Obama had hoped to focus in his second term on legacy-making projects like curbing climate change. But a dizzying array of global crises has competed for his attention, overshadowing many goals he had hoped to achieve. Over just a few days at the U.N., leaders will be wrangling with deep problems in Ukraine, Iraq, Syria, Iran and Israel, to name a few.

By taking time out at the U.N. for climate change, Obama is working to keep the issue at the top of the global agenda even after the crises of the day recede from memory. More than 100 heads of state will join Obama at the summit, which U.N. Secretary-General Ban Ki-moon is hosting.

The last time Obama gathered with so many leaders to discuss climate change was five years ago in Copenhagen, where a U.N. summit intended to yield a strong accord on emissions ended in failure. That outcome dampened hopes that developed and developing nations could come together to address climate change in any serious way before temperatures spiral out of control.

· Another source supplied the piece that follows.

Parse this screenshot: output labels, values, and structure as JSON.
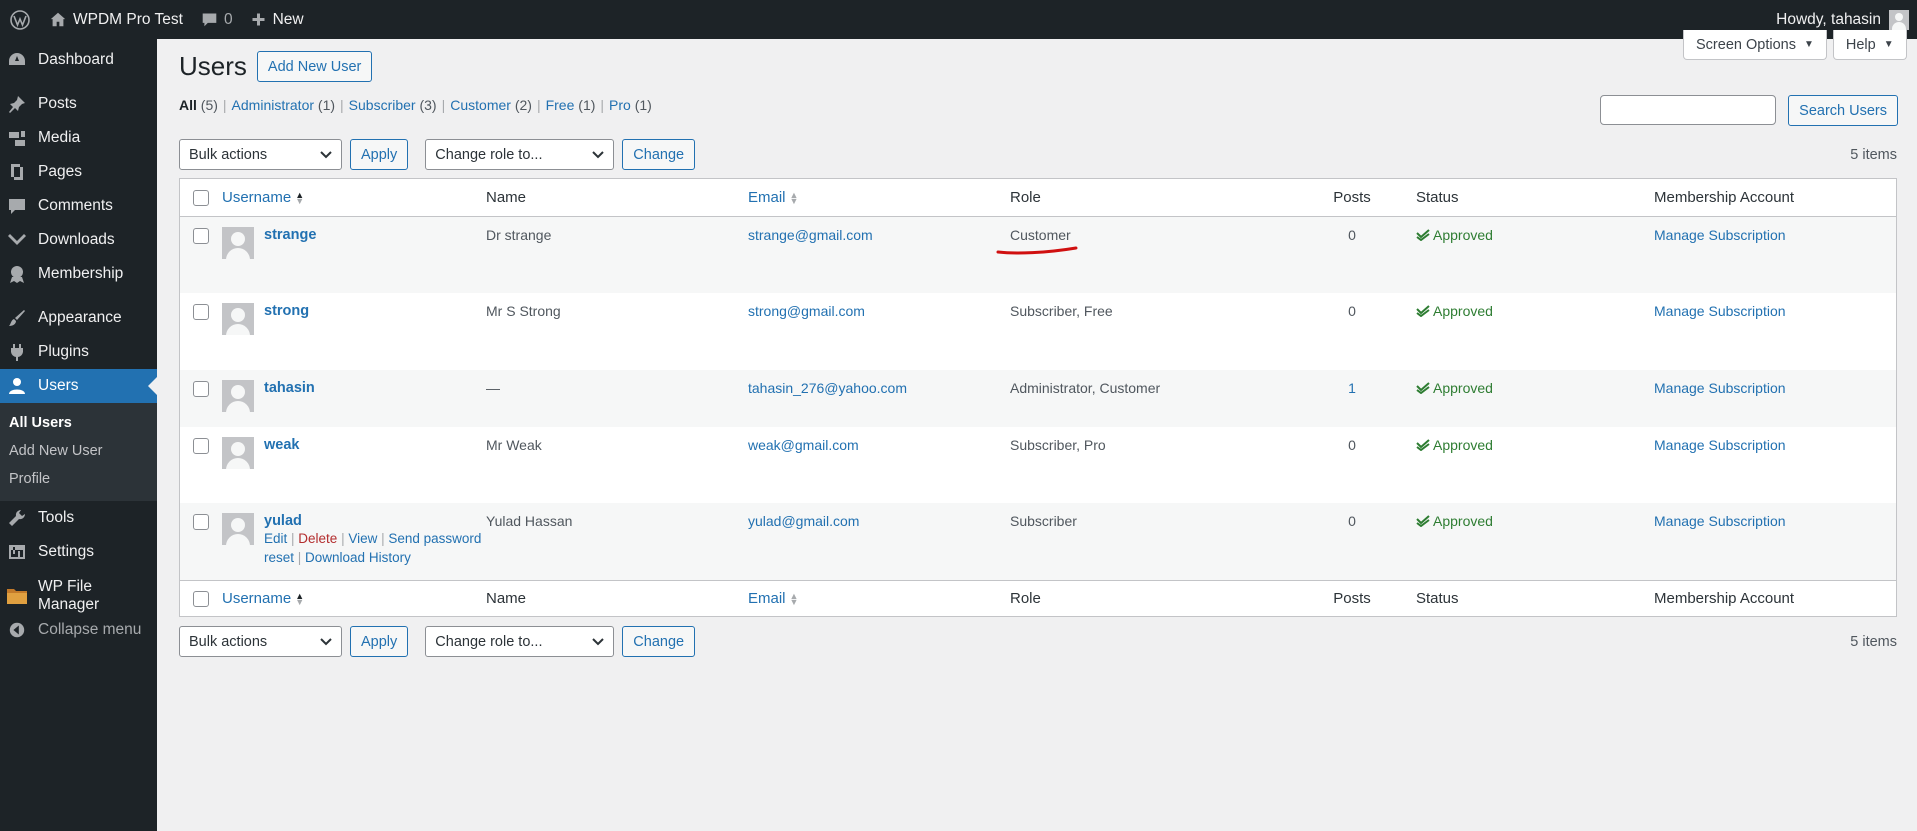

Obama can't afford another failure in 2015. The talks already underway under the U.N. umbrella mark the last major opportunity for Obama to leave his imprint on the global response to climate change before his term ends and another president takes over — potentially a Republican who would be less inclined to press the issue.

"If we don't get a deal next year, I think we're in for big trouble," said Rep. Henry Waxman, D-Calif., a prominent advocate for fighting global warming.

Officially, Tuesday's one-day summit isn't part of the negotiations for the 2015 agreement, set to take effect in 2020 and apply to all countries. In the coming months, the U.S. and other nations are expected to unveil their emission-reduction targets, and there's serious concern that countries won't offer nearly enough to avert the worst effects of climate change. It's not known what the U.S. offer will be.

There's also concern that Obama, his poll numbers sagging, lacks the political clout to get the Senate to ratify any such treaty — an obstacle that will become even greater if Republicans seize control of the chamber in November's elections.

White House officials say it's possible negotiators could draft an agreement that doesn't require Senate ratification, but Senate Minority Leader Mitch McConnell, R-Ky., has warned that sidestepping Congress "would be just another of many examples of the Obama administration's tendency to abide by laws that it likes and to disregard laws it doesn't."

By convening heads of state now in front of cameras at the U.N., rather than leaving it to lower-level negotiators until the very end, Obama and U.N. organizers hope to increase the political pressure on leaders to set ambitious targets — especially reticent nations like Australia and major polluters like China and India.

The summit's major take-away will be specific actions that world leaders are expected to announce, as confidence-building measures toward an accord in Paris. John Podesta, Obama's senior counselor, said the U.S. will offer to let other nations use scientific data and technical tools that agencies like NASA and the National Oceanic and Atmospheric Administration have developed to boost local resilience to climate change.

Early in his presidency, Obama set a goal to reduce U.S. carbon dioxide emissions by 17 percent by 2020, compared to 2005 levels. With U.S. lawmakers opposed to major climate legislation, Obama has sought to bypass Congress as much as possible. Republicans and even some Democrats have balked at unprecedented pollution limits Obama has proposed for power plants. But the White House said those and other actions have kept the U.S. on track to meet Obama's 17 percent goal, giving Obama more leverage when he presses other leaders to go just as bold.